Une vingtaine de responsables de médias, de journalistes et de communicateurs du Burkina Faso prennent part du 8 au 27 août 2026 à Beijing, en République populaire de Chine, à un séminaire de formation. A l’issue de ce séjour, l’objectif des deux parties est d’approfondir la coopération sino-burkinabè dans le secteur des médias.

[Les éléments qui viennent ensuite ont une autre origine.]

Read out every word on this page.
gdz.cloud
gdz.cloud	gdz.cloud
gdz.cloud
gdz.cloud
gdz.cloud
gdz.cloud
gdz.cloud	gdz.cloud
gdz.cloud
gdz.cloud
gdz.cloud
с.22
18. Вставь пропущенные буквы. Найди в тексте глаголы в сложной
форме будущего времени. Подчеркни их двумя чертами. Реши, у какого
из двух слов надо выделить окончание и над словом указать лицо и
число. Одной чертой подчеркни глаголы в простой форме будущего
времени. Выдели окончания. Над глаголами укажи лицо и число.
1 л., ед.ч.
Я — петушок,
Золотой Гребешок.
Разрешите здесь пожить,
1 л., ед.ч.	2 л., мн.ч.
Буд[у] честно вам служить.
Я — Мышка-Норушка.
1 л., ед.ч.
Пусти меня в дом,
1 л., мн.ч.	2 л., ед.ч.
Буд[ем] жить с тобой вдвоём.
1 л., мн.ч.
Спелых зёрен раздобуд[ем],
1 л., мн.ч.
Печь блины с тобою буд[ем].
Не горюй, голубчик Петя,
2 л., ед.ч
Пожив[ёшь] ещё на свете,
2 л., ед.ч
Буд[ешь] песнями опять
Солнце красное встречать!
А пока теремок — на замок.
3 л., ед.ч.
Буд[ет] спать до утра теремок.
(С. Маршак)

La coopération entre la République populaire de Chine et le Burkina Faso est au beau fixe, depuis le rétablissement des relations diplomatiques entre les deux pays en 2018. Ils ne cessent depuis lors de renforcer leur partenariat dans divers secteurs et celui des médias n’est pas en reste. C’est à cet effet que 23 Burkinabè, composés de responsables de médias, de journalistes et communicateurs, ont été invités par le gouvernement de la République populaire de Chine à une session de formation du 8 au 27 août 2026 à Beijing. Lors de la cérémonie d’ouverture de ce séminaire de formation, le 8 août dernier, les organisateurs ont loué le développement constant des relations sino-burkinabè depuis leur rétablissement en 2018.
« La confiance politique s’est renforcée, les résultats de la coopération ont augmenté et les échanges sont en plein essor, écrivant un nouveau chapitre de solidarité, de coopération gagnant-gagnant et d’amitié », a insisté le sous-directeur régional de l’Administration nationale de la radio et de la télévision, Yang Yong. Ainsi, lors de leur séjour de 21 jours en Chine, les hommes de médias burkinabè seront éclairés, à travers des conférences, sur des modules tels que « Politiques et situation de Chine ainsi que son développement dans le domaine des médias », « Impacts des technologies numériques sur les médias », « Technologies des nouveaux médias » et « coopération et pratique ».
Lors de la conférence inaugurale, le sous-directeur régional de l’Administration nationale de la radio et de la télévision, Yang Yong, a indiqué que la Chine compte à ce jour
2 512 stations de radios et de télévisions dont 2 sont implantées au niveau central, 30 dans les provinces, 333 dans les villes et plus de 2000 dans les comtés.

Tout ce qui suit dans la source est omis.